The film's qualities are definitely in mind to its lacksidasical pacing and tone, a curiosity whose notoriety in what it was made for is matched by how odd it is onscreen to, especially when Jerry the postman posits a new theory of the Zodiac Killer, that of having killed people so they became his followers in the afterlife when Atlantis rises again. That was made up, confirmed when in an interview decades later the director summed this as "made-up shit,"1, but even this adds to this as a cultural item as, made in the early seventies, occultism is naturally here too. This includes the Zodiac Killer talking about Atlantis, one of his female victims claiming to be psychic, or when Mr. Castro the psychic briefly makes an appearance, a character brought in for one of the most surreal and best scenes; hired by the police, and also evoking the ESP psycho craze that would culminate with the likes of Uri Geller in popular culture, in this film Mr. Castro in his short time onscreen, a David Lynch character who never was, has credible powers to add more to the film's psychotronic strangeness.

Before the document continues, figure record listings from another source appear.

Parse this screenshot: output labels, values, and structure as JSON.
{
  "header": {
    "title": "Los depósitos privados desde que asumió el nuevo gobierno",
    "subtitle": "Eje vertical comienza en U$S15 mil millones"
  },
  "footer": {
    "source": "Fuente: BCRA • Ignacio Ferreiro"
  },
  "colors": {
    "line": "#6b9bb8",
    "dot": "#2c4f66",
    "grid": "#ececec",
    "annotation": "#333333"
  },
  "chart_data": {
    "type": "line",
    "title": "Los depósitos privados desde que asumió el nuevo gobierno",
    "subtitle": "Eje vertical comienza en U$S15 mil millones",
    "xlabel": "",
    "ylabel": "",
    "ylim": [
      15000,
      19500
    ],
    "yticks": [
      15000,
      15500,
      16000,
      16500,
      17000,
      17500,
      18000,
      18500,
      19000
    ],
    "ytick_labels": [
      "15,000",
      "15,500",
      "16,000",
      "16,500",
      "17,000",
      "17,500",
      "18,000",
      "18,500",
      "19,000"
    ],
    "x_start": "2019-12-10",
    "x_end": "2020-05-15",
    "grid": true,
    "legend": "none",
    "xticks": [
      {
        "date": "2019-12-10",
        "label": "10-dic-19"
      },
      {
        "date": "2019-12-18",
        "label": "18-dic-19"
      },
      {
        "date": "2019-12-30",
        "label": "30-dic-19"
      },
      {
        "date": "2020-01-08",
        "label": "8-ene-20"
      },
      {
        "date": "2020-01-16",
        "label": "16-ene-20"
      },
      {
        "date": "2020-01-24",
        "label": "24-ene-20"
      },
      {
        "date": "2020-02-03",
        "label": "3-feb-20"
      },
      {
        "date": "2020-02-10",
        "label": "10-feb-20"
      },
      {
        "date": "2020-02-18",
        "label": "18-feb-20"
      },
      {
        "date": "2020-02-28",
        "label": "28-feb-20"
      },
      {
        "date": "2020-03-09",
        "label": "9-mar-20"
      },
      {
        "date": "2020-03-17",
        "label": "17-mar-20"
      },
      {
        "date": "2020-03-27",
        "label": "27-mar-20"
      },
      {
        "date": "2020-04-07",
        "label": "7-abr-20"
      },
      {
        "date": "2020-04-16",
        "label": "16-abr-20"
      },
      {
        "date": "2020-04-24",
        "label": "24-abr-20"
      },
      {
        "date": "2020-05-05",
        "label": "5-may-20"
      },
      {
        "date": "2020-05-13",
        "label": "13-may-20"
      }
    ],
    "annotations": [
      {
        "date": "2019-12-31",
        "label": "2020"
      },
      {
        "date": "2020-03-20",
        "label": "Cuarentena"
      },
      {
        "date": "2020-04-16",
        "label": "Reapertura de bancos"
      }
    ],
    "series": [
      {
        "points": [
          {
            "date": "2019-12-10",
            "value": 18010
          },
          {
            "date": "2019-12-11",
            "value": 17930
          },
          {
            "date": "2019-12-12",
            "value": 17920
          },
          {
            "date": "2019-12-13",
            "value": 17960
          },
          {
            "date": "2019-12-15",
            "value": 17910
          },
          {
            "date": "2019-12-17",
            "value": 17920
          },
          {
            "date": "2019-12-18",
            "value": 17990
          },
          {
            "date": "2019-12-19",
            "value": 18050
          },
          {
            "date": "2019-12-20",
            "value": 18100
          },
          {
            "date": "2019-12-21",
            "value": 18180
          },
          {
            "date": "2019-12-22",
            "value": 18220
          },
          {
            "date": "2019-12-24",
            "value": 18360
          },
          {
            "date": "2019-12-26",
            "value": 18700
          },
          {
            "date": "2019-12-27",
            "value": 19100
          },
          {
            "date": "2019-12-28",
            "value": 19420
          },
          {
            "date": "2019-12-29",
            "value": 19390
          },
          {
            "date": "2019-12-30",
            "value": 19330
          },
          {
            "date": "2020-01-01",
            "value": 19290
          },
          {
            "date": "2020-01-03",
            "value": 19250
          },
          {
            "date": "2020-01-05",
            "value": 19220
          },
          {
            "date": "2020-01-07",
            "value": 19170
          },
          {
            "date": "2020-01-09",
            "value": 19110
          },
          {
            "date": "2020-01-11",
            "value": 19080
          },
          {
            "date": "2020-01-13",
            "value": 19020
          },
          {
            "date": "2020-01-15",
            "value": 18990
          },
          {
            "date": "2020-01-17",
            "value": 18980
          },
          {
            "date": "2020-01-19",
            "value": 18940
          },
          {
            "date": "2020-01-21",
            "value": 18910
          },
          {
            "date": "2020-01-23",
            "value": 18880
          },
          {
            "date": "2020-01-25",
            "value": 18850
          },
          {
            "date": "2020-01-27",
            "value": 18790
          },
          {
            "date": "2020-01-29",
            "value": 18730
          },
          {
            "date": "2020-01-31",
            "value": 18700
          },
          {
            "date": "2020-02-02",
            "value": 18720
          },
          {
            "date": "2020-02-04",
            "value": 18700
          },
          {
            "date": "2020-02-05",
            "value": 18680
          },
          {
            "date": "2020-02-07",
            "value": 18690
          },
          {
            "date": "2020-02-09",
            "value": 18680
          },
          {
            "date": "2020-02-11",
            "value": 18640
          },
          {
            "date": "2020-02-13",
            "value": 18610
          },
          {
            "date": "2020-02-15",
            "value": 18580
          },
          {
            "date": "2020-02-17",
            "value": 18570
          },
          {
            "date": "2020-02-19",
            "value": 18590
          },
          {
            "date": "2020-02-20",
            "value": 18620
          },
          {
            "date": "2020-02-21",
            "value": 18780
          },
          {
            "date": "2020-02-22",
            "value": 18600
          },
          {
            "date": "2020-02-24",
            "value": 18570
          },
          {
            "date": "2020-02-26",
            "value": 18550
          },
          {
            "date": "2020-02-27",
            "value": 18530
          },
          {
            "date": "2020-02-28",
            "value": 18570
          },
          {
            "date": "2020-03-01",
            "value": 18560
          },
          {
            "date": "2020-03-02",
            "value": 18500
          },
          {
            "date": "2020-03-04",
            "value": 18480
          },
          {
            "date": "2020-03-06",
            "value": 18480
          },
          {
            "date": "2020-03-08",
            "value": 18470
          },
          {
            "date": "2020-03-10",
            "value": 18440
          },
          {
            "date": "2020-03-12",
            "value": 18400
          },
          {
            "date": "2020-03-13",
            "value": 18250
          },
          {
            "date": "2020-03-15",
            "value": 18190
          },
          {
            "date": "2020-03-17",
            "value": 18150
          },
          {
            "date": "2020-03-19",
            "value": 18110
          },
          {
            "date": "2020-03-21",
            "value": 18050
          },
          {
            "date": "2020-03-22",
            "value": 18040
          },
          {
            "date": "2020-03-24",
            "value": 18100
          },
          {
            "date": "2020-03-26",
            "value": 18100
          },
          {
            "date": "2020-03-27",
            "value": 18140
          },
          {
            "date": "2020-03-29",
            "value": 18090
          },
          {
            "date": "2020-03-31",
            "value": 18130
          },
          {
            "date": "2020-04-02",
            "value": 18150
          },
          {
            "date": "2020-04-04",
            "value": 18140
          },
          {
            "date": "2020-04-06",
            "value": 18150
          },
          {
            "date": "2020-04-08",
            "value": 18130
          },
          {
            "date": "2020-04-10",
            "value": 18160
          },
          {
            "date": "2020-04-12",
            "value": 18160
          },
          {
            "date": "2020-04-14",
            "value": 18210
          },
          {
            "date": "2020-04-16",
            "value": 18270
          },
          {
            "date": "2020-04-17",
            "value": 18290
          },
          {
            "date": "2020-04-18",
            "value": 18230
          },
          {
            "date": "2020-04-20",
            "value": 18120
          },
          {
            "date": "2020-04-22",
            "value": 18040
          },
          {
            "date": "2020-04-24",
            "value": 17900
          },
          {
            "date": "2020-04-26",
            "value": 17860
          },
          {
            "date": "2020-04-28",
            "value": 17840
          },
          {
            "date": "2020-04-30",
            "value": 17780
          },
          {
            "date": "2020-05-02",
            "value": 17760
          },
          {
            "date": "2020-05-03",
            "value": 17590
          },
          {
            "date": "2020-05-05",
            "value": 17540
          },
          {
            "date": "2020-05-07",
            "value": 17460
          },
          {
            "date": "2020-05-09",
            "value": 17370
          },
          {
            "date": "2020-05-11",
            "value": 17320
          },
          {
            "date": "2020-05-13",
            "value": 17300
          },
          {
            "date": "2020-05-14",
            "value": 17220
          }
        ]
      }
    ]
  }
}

Considering this is a film where anything can happen the next minute, the fact its history as a production as much as the content is as idiosyncratic makes this a true one-off even if some, understandable, may be put off by its chaotic nature. It befittingly stays this curious throughout its running time too. At its end we see the Zodiac Killer having the psychological conflict where his father is in a mental institution, Hal Reed's chewing the wall acting notwithstanding an attempt to humanise this real world killer, only to follow this with a disabled man being pushed down a hill like a Naked Gun gag. That just exemplifies the absurdity of this, and finishes this curiosity perfectly.

========

1) Taken from Zodiac Hunter: An Interview with Tom Hanson, a blog interview for the Temple of Schlock published on December 31st 2012. With a fragment included in the AGFA 2022 British release Blu-Ray as a booklet, the content related to the film's intentions, and the many possible brushes with the real killer, are as curious as the film's fictional content itself.